Le Royaume d’XXXX.
Un territoire isolé, en bordure large de Calm Belt, qui prospérait paisiblement à l’écart des grands circuits du reste du monde.
Ici, sans surprise, les récits entourant les monstres marins allaient bon train. Ca n’était pas des légendes. Pour bon nombre de marins, il s’agissait d’un dangereux quotidien.
Pour autant…
Personne ne se serait attendu à ça.
C’était une magnifique journée. Les quelques nuages qui moutonnaient paresseusement dans le ciel servaient tout juste à égayer l’immensité bleue qui s’étendait à perte de vue. En levant les yeux, on pouvait apercevoir des nuées entières d’Albatopazes, ces incroyables oiseaux migrateurs au plumage étincelant tel de l'or. Plus bas, une colonie de Cachalions profitait tranquillement de ce début d’après midi pour prendre le soleil à la surface de l’eau. Ces imposants mammifères marins ne s’attaquaient généralement qu’aux bancs de poissons, mais l’énorme carcasse sanguinolente qui flottait non loin d’ici suggérait qu’il en avait été autrement pour l’occasion.
Ce qui nous intéressait se trouvait un peu plus loin de là, au large. C’était un grand navire arborant un pavillon noir, qui sillonnait rapidement les eaux comme si…
-Y’en a un autre !, s’écria la vigie.
-Y’en a un autre !, reprirent en chœur plusieurs marins.

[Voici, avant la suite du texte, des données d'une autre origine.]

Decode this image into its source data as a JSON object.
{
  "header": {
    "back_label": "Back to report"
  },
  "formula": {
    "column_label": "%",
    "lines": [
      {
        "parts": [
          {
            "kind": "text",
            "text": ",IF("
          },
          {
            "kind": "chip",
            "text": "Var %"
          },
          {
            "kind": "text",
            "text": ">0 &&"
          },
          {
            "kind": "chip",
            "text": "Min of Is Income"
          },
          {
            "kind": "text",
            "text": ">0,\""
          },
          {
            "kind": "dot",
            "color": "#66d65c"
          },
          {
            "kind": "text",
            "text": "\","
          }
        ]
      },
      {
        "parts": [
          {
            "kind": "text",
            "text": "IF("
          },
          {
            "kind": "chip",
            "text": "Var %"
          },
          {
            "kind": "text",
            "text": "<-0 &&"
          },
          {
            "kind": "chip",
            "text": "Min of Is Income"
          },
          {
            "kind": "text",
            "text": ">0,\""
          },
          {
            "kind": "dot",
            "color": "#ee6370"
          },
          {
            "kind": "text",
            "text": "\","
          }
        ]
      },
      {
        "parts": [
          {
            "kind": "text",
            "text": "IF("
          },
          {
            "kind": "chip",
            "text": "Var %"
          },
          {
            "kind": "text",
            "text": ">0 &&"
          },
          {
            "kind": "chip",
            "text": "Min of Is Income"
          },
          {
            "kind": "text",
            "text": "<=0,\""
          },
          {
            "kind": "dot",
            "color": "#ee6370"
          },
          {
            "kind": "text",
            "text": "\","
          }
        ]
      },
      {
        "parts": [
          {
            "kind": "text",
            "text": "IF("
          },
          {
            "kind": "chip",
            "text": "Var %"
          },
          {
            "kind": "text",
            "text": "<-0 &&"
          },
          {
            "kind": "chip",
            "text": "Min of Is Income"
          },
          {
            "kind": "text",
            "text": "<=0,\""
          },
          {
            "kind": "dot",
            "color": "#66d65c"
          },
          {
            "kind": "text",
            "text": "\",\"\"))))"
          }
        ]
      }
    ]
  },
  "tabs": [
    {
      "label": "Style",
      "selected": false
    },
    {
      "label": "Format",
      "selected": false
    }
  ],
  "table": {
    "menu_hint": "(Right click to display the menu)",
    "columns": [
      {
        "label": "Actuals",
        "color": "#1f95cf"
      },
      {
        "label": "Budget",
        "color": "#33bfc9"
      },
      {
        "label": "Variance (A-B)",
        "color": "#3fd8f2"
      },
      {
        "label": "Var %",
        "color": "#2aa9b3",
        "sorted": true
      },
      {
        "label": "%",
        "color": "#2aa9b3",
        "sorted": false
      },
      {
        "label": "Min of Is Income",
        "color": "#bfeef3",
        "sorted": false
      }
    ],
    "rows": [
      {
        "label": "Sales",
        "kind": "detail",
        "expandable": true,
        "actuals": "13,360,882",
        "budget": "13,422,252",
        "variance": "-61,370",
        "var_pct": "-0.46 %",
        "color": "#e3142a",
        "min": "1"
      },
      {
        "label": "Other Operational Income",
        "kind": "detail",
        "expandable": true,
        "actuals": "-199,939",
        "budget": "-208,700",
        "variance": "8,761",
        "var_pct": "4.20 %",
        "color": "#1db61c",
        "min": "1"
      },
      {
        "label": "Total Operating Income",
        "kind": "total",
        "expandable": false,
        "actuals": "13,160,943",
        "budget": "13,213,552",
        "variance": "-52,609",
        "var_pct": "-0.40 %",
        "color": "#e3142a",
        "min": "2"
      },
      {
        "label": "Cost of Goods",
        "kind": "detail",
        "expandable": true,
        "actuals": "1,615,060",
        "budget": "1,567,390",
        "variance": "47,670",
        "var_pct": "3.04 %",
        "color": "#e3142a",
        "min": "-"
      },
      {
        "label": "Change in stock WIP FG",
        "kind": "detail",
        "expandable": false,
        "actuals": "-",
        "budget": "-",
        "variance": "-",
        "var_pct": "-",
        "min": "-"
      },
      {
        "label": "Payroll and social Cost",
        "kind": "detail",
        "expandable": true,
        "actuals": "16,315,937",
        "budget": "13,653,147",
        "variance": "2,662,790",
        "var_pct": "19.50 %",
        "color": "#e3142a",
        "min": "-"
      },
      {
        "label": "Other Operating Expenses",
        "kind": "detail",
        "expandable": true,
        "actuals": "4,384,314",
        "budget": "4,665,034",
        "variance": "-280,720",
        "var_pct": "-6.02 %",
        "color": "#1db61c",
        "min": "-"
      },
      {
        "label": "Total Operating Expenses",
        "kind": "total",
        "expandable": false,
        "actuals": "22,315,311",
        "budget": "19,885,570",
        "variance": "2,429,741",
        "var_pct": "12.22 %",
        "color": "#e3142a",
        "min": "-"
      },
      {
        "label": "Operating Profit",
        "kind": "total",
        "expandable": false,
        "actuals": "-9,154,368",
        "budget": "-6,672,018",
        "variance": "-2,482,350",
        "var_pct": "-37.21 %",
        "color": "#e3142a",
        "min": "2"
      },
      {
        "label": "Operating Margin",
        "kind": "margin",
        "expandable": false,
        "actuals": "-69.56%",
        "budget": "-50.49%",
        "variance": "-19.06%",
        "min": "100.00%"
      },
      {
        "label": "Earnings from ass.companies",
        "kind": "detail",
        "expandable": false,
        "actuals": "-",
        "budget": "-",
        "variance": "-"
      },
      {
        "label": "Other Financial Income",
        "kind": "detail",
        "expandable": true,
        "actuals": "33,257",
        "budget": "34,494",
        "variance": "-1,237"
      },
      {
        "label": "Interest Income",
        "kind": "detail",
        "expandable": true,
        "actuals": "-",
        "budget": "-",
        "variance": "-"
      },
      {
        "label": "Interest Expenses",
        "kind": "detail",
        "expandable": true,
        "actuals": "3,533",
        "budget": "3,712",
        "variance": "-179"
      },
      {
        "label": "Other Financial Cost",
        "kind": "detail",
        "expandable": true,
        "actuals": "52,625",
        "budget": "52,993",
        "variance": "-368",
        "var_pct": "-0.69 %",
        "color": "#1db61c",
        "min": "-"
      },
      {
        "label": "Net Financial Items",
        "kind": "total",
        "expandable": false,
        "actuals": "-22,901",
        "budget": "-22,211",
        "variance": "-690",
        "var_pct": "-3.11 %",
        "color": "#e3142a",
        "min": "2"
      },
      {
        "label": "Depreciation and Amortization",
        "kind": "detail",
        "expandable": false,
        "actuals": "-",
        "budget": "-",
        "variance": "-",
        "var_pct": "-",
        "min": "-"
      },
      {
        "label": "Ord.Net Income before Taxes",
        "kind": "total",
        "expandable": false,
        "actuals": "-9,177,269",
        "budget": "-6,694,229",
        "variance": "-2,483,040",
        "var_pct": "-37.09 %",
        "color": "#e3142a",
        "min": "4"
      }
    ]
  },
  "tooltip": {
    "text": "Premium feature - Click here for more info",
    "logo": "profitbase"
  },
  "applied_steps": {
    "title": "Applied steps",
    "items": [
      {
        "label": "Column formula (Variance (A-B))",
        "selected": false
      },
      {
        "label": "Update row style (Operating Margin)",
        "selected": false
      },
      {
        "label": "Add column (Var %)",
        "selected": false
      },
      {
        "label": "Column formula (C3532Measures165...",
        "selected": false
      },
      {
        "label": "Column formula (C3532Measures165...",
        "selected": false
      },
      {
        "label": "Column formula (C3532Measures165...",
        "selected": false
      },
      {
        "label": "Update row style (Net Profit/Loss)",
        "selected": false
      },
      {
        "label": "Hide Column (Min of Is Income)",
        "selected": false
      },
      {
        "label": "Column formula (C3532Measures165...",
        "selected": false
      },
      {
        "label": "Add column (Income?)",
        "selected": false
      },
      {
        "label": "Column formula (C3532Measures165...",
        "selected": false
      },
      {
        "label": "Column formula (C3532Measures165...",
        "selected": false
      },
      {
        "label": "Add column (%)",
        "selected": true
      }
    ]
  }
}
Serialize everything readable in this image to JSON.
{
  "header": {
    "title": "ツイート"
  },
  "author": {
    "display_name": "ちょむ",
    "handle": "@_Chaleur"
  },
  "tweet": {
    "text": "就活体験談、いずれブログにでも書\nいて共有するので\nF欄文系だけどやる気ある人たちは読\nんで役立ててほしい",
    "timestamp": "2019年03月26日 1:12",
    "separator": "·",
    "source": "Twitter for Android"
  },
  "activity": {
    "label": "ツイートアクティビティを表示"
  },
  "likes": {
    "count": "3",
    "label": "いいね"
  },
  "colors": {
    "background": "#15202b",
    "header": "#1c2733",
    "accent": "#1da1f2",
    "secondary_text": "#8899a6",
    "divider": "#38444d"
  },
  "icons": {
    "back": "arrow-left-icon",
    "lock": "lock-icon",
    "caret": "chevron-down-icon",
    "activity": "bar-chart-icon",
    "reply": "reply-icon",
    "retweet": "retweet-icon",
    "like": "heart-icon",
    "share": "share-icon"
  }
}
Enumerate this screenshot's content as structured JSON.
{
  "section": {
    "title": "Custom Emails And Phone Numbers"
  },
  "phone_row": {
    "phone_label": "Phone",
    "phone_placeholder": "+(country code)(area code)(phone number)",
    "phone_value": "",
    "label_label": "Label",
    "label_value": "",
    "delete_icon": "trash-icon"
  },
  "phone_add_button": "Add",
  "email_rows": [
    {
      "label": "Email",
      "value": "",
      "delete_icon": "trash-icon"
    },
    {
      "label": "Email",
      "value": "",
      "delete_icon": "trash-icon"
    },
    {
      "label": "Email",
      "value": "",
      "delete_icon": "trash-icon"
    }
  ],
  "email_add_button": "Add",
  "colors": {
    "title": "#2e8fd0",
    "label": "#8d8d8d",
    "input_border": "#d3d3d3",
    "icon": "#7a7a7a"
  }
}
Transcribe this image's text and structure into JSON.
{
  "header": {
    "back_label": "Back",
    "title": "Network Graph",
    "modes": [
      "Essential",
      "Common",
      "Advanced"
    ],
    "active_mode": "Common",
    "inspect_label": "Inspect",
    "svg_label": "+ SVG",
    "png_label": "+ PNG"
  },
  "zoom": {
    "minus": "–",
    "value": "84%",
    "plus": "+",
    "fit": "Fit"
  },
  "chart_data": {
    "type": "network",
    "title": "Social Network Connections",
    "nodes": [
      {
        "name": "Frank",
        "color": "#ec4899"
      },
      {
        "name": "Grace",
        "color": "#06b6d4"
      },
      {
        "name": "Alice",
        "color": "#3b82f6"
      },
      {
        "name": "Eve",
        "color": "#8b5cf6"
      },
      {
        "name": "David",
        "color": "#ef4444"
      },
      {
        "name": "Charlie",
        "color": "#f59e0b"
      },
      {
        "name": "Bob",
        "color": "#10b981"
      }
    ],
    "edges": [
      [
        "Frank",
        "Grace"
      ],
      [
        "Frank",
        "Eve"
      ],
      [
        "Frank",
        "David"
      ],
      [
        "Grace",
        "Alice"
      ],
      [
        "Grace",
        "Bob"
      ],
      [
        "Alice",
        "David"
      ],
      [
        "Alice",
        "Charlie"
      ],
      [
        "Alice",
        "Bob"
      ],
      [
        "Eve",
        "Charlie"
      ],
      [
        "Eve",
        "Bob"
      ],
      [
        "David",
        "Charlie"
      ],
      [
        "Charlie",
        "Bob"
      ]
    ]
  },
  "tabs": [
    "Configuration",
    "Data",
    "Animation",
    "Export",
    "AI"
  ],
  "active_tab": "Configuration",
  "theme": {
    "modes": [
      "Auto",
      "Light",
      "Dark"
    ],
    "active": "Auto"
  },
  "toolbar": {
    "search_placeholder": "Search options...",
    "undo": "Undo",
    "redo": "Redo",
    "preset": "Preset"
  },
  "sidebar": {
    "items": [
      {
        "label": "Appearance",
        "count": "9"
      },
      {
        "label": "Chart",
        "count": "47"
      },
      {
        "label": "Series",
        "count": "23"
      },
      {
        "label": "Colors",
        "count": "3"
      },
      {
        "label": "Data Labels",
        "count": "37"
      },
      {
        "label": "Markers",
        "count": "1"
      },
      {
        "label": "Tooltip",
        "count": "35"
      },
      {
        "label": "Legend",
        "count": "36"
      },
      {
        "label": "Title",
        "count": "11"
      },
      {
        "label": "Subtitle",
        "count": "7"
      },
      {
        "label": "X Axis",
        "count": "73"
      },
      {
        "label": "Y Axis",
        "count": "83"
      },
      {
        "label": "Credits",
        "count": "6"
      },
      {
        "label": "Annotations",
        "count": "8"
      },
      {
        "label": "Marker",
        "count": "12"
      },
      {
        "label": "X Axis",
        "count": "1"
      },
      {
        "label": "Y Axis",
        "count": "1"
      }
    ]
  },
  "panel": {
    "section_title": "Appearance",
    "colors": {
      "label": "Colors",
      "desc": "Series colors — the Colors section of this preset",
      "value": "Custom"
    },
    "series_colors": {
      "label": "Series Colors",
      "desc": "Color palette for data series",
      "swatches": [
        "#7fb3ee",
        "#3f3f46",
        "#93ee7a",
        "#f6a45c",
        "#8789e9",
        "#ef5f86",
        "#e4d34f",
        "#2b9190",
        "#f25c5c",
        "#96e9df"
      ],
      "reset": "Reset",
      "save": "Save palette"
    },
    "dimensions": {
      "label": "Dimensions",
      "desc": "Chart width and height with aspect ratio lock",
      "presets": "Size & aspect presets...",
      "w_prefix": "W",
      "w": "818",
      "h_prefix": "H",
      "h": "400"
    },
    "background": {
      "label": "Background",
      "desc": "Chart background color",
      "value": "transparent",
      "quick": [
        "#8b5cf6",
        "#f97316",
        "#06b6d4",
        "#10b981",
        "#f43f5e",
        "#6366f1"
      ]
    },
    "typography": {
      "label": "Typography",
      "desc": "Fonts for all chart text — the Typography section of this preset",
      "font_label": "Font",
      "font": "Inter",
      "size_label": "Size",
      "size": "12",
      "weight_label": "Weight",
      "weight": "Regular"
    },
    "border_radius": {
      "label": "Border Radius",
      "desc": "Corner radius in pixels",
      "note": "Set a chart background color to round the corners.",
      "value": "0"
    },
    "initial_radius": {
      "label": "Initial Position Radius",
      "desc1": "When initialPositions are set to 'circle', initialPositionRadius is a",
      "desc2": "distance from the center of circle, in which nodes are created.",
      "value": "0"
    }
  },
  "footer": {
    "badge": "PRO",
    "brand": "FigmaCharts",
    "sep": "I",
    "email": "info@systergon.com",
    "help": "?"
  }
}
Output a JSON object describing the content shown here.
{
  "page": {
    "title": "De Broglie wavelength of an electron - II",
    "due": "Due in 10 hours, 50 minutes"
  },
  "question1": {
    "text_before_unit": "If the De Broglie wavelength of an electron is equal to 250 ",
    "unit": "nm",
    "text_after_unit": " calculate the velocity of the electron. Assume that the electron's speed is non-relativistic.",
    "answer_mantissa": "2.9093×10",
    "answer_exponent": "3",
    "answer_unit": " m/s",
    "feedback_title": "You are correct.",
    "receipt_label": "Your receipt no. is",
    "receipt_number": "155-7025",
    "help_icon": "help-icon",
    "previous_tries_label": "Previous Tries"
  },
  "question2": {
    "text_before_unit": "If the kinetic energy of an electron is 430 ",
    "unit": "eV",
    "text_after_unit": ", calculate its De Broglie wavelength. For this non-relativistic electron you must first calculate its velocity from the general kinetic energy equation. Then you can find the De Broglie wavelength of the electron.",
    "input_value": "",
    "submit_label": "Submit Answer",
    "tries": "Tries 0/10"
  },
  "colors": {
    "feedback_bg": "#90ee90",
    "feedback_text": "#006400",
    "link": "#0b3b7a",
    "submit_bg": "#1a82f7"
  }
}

Très vite, la nouvelle se répandit comme une traînée de poudre sur tout le navire. Moins d’une heure plus tôt, l’Arvato avait été aux prises avec un navire de la marine mondiale. La bataille avait été brève, les pirates ayant réussi à pulvériser l’armature de leurs poursuivants d’un heureux coup de canon corrosif. Sans voiles et avec un début d’incendie à bord, les militaires avaient été contraints d’abandonner la poursuite, et d’envoyer un signal de détresse.
Et il était fort probable que le navire qui talonnait maintenant l’Arvato faisait partie de ceux qui avaient reçu ce message.
-Okay. Suggestions ?, demanda la capitaine Barbabsente à sa petite bande de conseillers.
-On leur pourrit la gueule et basta ?
-Ca, ou alors on met le turbo et on les sème.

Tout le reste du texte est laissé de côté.